05.05.2017 2

Millennial housing crunch underscores urgent need for economic, jobs and income growth

By Robert Romano

The home ownership rate among 25 to 34 year olds peaked in 2004 at 49.5 percent and then plummeted when the housing bubble collapsed, to 39.2 percent in 2015, according to data compiled by the U.S. Census Bureau. It still has not stopped dropping.

The cause? Apparently, the gap between incomes and home prices, if a comparison of Census and Freddie Mac data are to be believed.

Starting in the 2000s, as home prices were rising, incomes for 25 to 34 year olds did not keep up — even as home ownership among 25 to 34 year olds was still rising — until the affordability gap ultimately dragged the ability for 25 to 34 year olds to own a home.

The head of household median income to Freddie Mac Home Price Index ratio charted well with home ownership rates for 25 to 34 year olds until about the year 1998. Then the two diverged all the way until the housing collapse, with the income to home price ratio dropping from 48 percent in 1998 down to 30 percent in 2006.

Now the affordability gap is approaching levels seen in 2002 and 2003 (and still dropping), and younger Americans increasingly are steering clear of the U.S. housing market and from the dream of home ownership. If you were lucky and bought in say 2010 or 2011 then you caught that once in a generation (some would say once in a century) market bottom, then it’s far more likely your mortgage payment is less than the current rent prices seen today.

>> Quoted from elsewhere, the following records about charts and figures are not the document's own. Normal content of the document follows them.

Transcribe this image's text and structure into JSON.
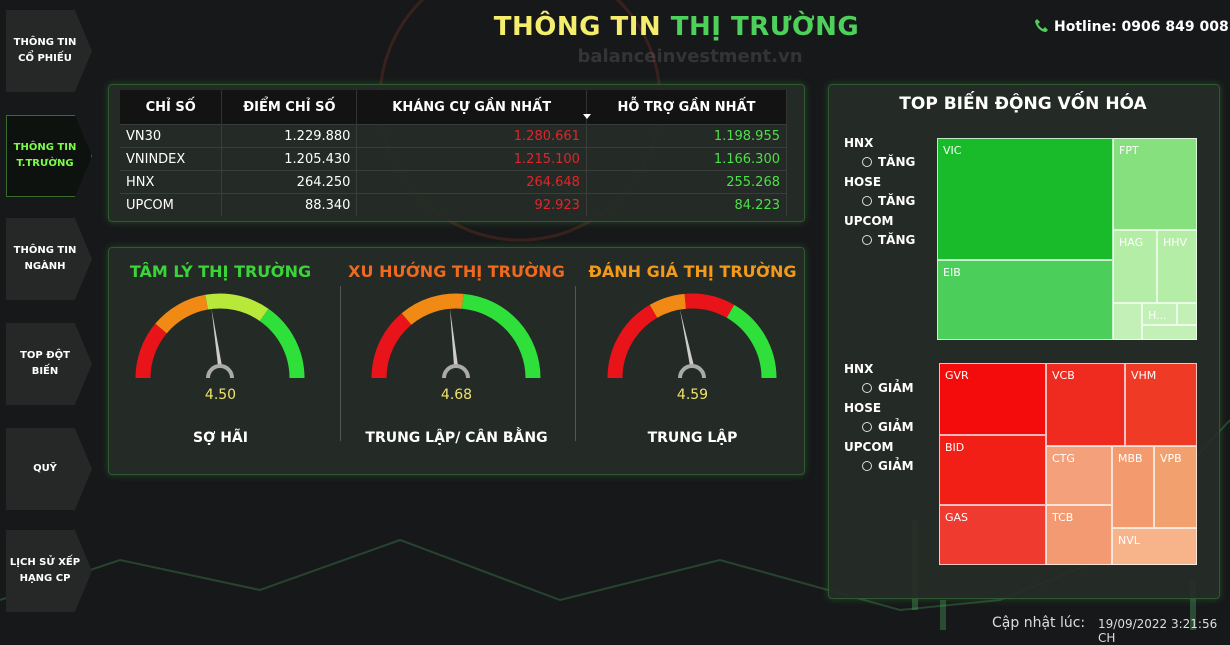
{
  "sidebar": [
    "THÔNG TIN CỔ PHIẾU",
    "THÔNG TIN T.TRƯỜNG",
    "THÔNG TIN NGÀNH",
    "TOP ĐỘT BIẾN",
    "QUỸ",
    "LỊCH SỬ XẾP HẠNG CP"
  ],
  "header": {
    "title_part1": "THÔNG TIN",
    "title_part2": "THỊ TRƯỜNG",
    "watermark": "balanceinvestment.vn",
    "hotline": "Hotline: 0906 849 008"
  },
  "table": {
    "columns": [
      "CHỈ SỐ",
      "ĐIỂM CHỈ SỐ",
      "KHÁNG CỰ GẦN NHẤT",
      "HỖ TRỢ GẦN NHẤT"
    ],
    "rows": [
      [
        "VN30",
        "1.229.880",
        "1.280.661",
        "1.198.955"
      ],
      [
        "VNINDEX",
        "1.205.430",
        "1.215.100",
        "1.166.300"
      ],
      [
        "HNX",
        "264.250",
        "264.648",
        "255.268"
      ],
      [
        "UPCOM",
        "88.340",
        "92.923",
        "84.223"
      ]
    ]
  },
  "gauges": [
    {
      "title": "TÂM LÝ THỊ TRƯỜNG",
      "value": "4.50",
      "label": "SỢ HÃI"
    },
    {
      "title": "XU HƯỚNG THỊ TRƯỜNG",
      "value": "4.68",
      "label": "TRUNG LẬP/ CÂN BẰNG"
    },
    {
      "title": "ĐÁNH GIÁ THỊ TRƯỜNG",
      "value": "4.59",
      "label": "TRUNG LẬP"
    }
  ],
  "treemap": {
    "title": "TOP BIẾN ĐỘNG VỐN HÓA",
    "increase": {
      "markets": [
        {
          "name": "HNX",
          "option": "TĂNG"
        },
        {
          "name": "HOSE",
          "option": "TĂNG"
        },
        {
          "name": "UPCOM",
          "option": "TĂNG"
        }
      ],
      "tiles": [
        "VIC",
        "FPT",
        "EIB",
        "HAG",
        "HHV",
        "H..."
      ]
    },
    "decrease": {
      "markets": [
        {
          "name": "HNX",
          "option": "GIẢM"
        },
        {
          "name": "HOSE",
          "option": "GIẢM"
        },
        {
          "name": "UPCOM",
          "option": "GIẢM"
        }
      ],
      "tiles": [
        "GVR",
        "VCB",
        "VHM",
        "BID",
        "CTG",
        "MBB",
        "VPB",
        "GAS",
        "TCB",
        "NVL"
      ]
    }
  },
  "footer": {
    "label": "Cập nhật lúc:",
    "timestamp": "19/09/2022 3:21:56 CH"
  }
}
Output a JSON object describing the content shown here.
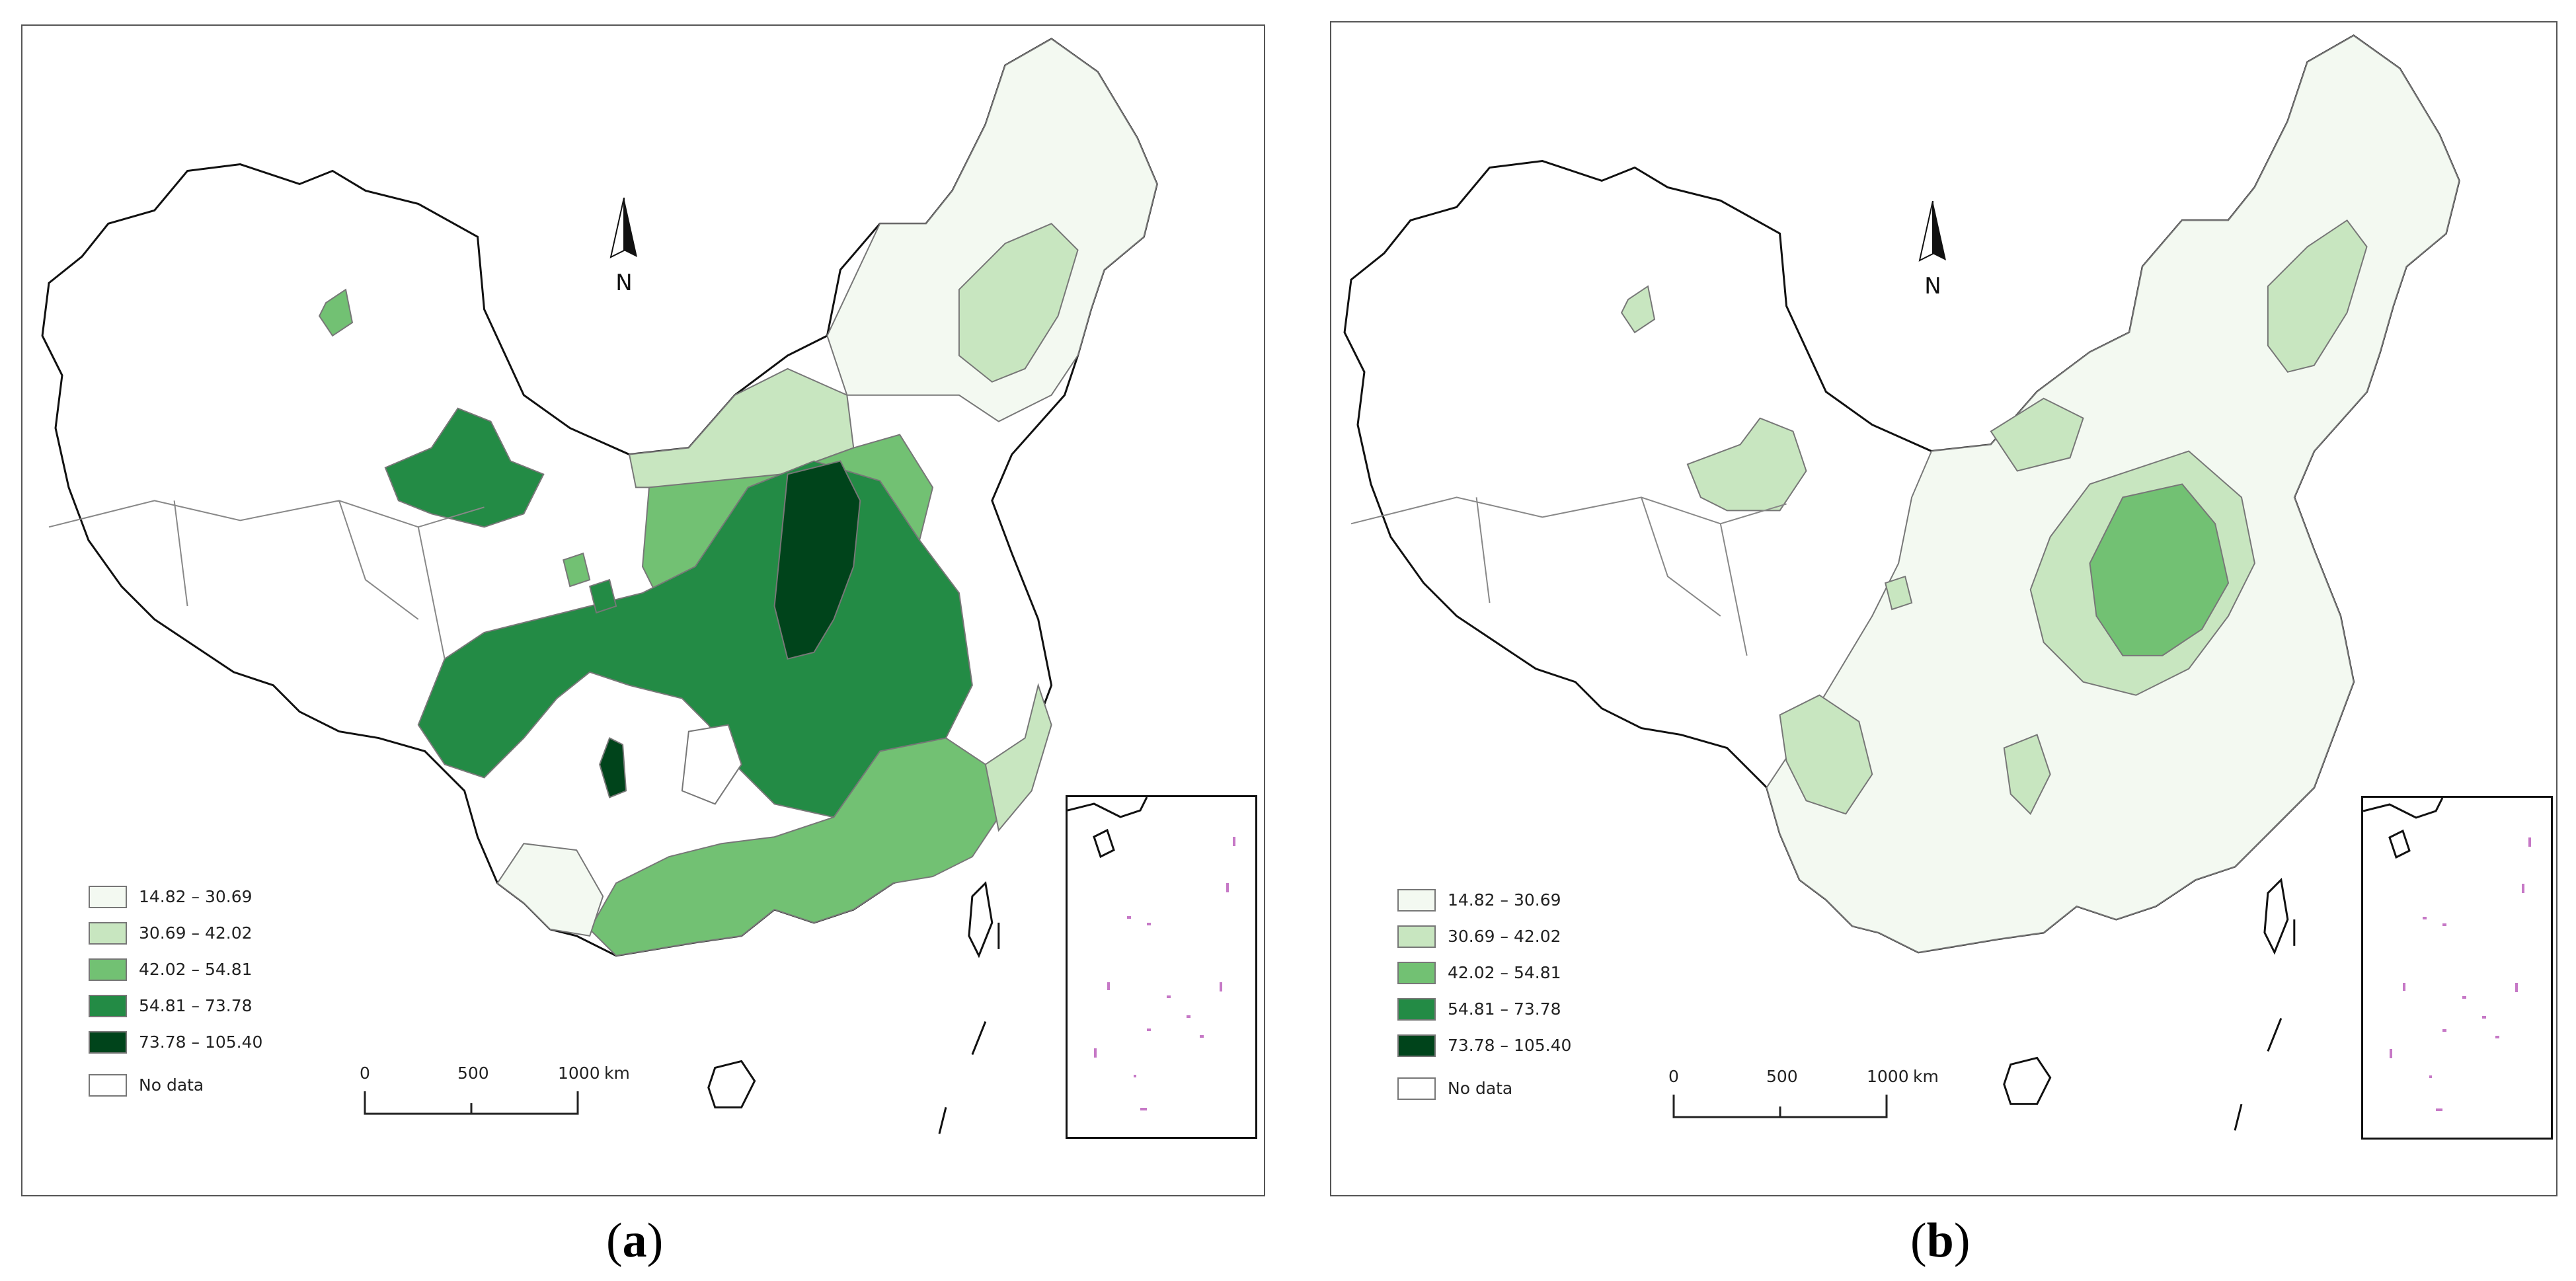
{
  "panels": [
    {
      "caption_open": "(",
      "caption_letter": "a",
      "caption_close": ")",
      "north_label": "N",
      "legend": [
        {
          "label": "14.82 – 30.69",
          "color": "#f3f9f1"
        },
        {
          "label": "30.69 – 42.02",
          "color": "#c8e6c0"
        },
        {
          "label": "42.02 – 54.81",
          "color": "#72c173"
        },
        {
          "label": "54.81 – 73.78",
          "color": "#238b45"
        },
        {
          "label": "73.78 – 105.40",
          "color": "#00441b"
        },
        {
          "label": "No data",
          "color": "#ffffff"
        }
      ],
      "scale": {
        "ticks": [
          "0",
          "500",
          "1000"
        ],
        "unit": "km"
      }
    },
    {
      "caption_open": "(",
      "caption_letter": "b",
      "caption_close": ")",
      "north_label": "N",
      "legend": [
        {
          "label": "14.82 – 30.69",
          "color": "#f3f9f1"
        },
        {
          "label": "30.69 – 42.02",
          "color": "#c8e6c0"
        },
        {
          "label": "42.02 – 54.81",
          "color": "#72c173"
        },
        {
          "label": "54.81 – 73.78",
          "color": "#238b45"
        },
        {
          "label": "73.78 – 105.40",
          "color": "#00441b"
        },
        {
          "label": "No data",
          "color": "#ffffff"
        }
      ],
      "scale": {
        "ticks": [
          "0",
          "500",
          "1000"
        ],
        "unit": "km"
      }
    }
  ]
}
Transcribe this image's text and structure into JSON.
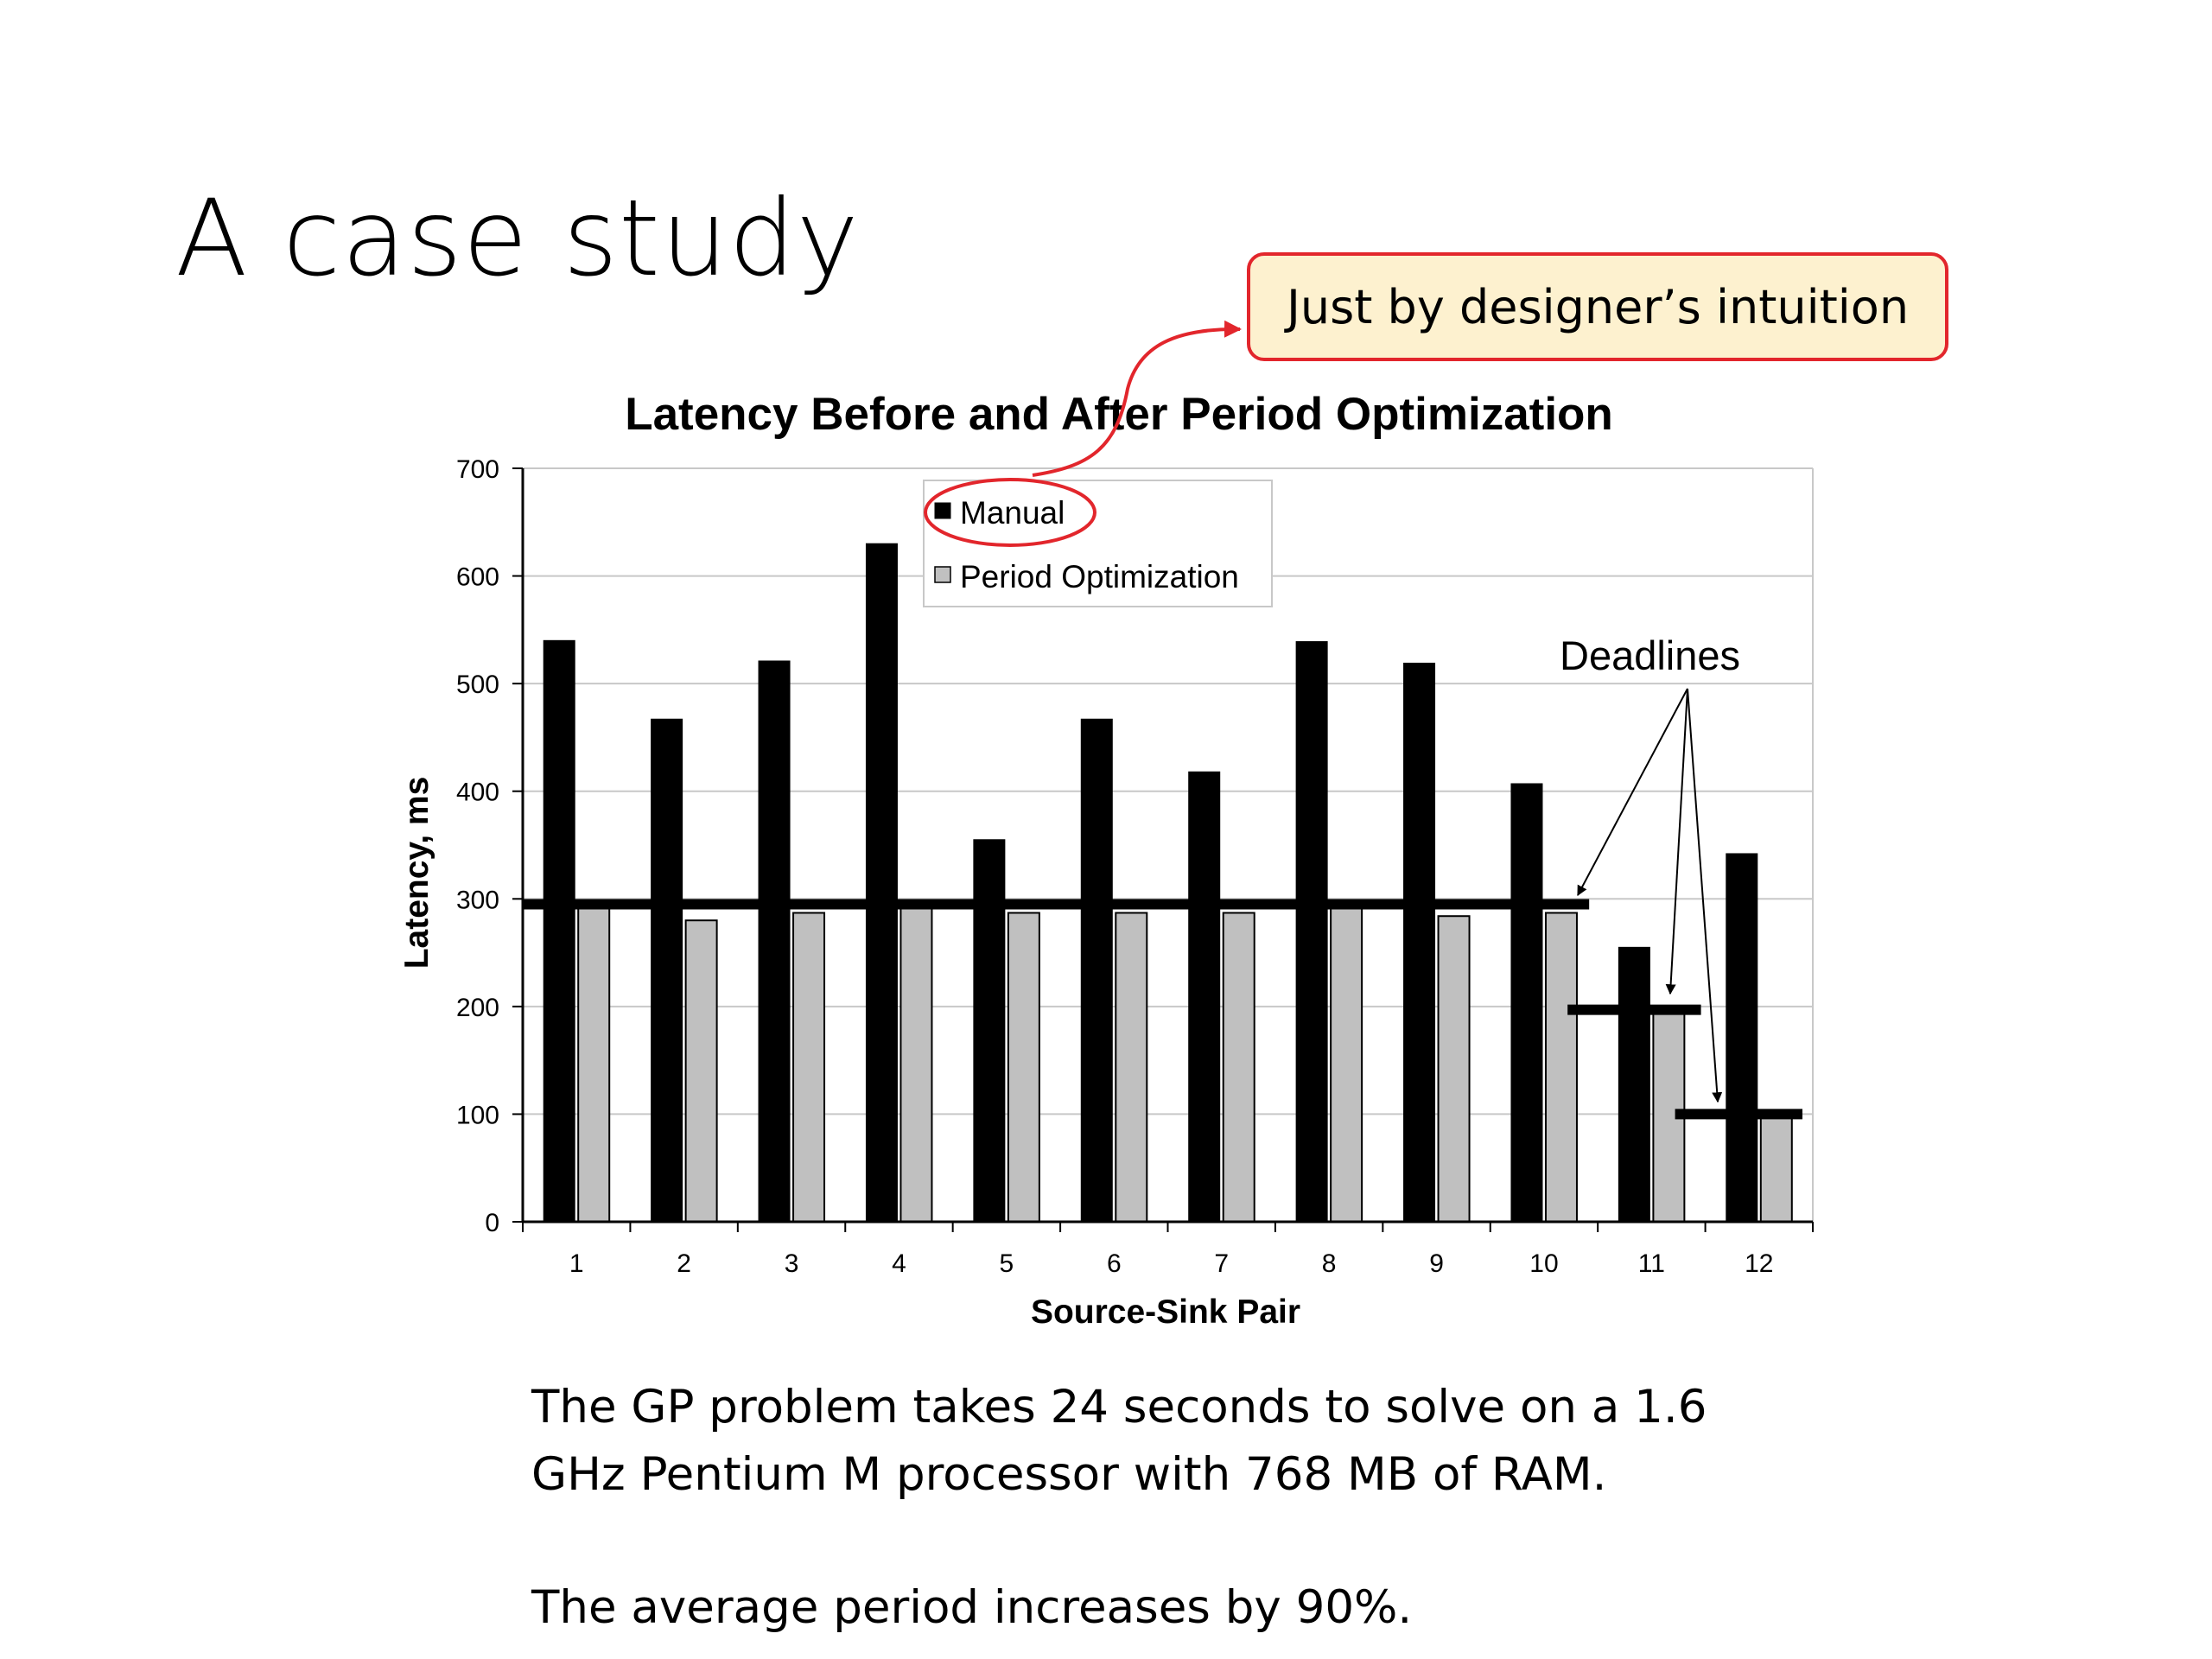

Unfortunately, that was the point in the downturn when unemployment was essentially at its peak and incomes were flat, so the opportunity to take advantage of that bottom in regions that track national indices was narrow indeed.

Since then home values have once again far outpaced income growth, and so the dream is now that much further away for Millennials. It’s only a problem if you believe every generation should be better off than the preceding one. Whether they could get help from their parents while they were still around will wind up probably being the lesser of problems faced by Millennials. Saving for retirement will be even a potentially bigger problem for them if equities take another hit ala 2000 and 2008.

The real crunch could come as Baby Boomers look to downsize their homes for retirement and find that the potential pool of Millennial homebuyers for larger homes is smaller than anticipated. That could cause prices to fall in those neighborhoods, creating some buying opportunities for those currently living in starter homes to upgrade. But if you never got into a starter home to begin with, then that ship might sail too.

Like so many other problems, the solution is growth economically, which tracks with income growth, which, in turn, could support things like home purchases. Unfortunately, the past 10 years were the worst on record for economic growtheven worse than 1930-1939, according to data compiled by the Bureau of Economic Analysis.

If Washington, D.C. in GOP control proves to be impotent in implementing a pro-growth agenda, if the current policies being pursued do not create the growth of GDP, jobs and income we all hope and pray for, my guess is the political pendulum will swing dramatically in the opposite direction, and the push for things like guaranteed income will onset rapidly and change America irrevocably.

Fertility is certainly a factor to consider. To the extent that couples forego having children nowadays, fertility in the U.S. has been below 2 babies per woman since 2010 and still dropping, according to the World Bank, that removes an incentive to upgrade living conditions into a home. If you don’t need the extra space, why buy a home?

Of course, the decision to not have children appears tied to the economic downturn as well. If you don’t feel secure in your career and income, you are less likely to settle down and have kids.

Individually, these types of factors impact lifestyle and career choices, but those choices are not the cause, they are the symptom. It’s not that Millennials decided, suddenly, to stop buying homes. What appears to be a late-blooming effect for Millennials is not a matter of preference, it appears to be a matter of affordability. The growth of the costs of housing, education, etc. far exceeding the growth of income is the root cause.

Eventually lower rates of working, marriage, and fertility, plus slower growth in incomes, in the aggregate are going to affect rates of home ownership, the ability to retire, etc.

So, the solution are policies that foster growth. Economic growth. Job growth. And income growth. Lowering the cost of doing business. Locally, there are functions for government to fill as well, by not forbidding new construction in areas of high demand. Nationally, policies like Affirmatively Furthering Fair Housing should be defunded, the goal of which appears to be to further boost central urban property values.

Overall, the lack of income growth and robust job creation while housing prices keep rising is creating an unaffordable housing situation for younger Americans — leaving the American dream of home ownership beyond reach. If jobs and incomes do not catch up and prices keep rising, we could eventually find ourselves in another housing downturn.

Robert Romano is the senior editor of Americans for Limited Government.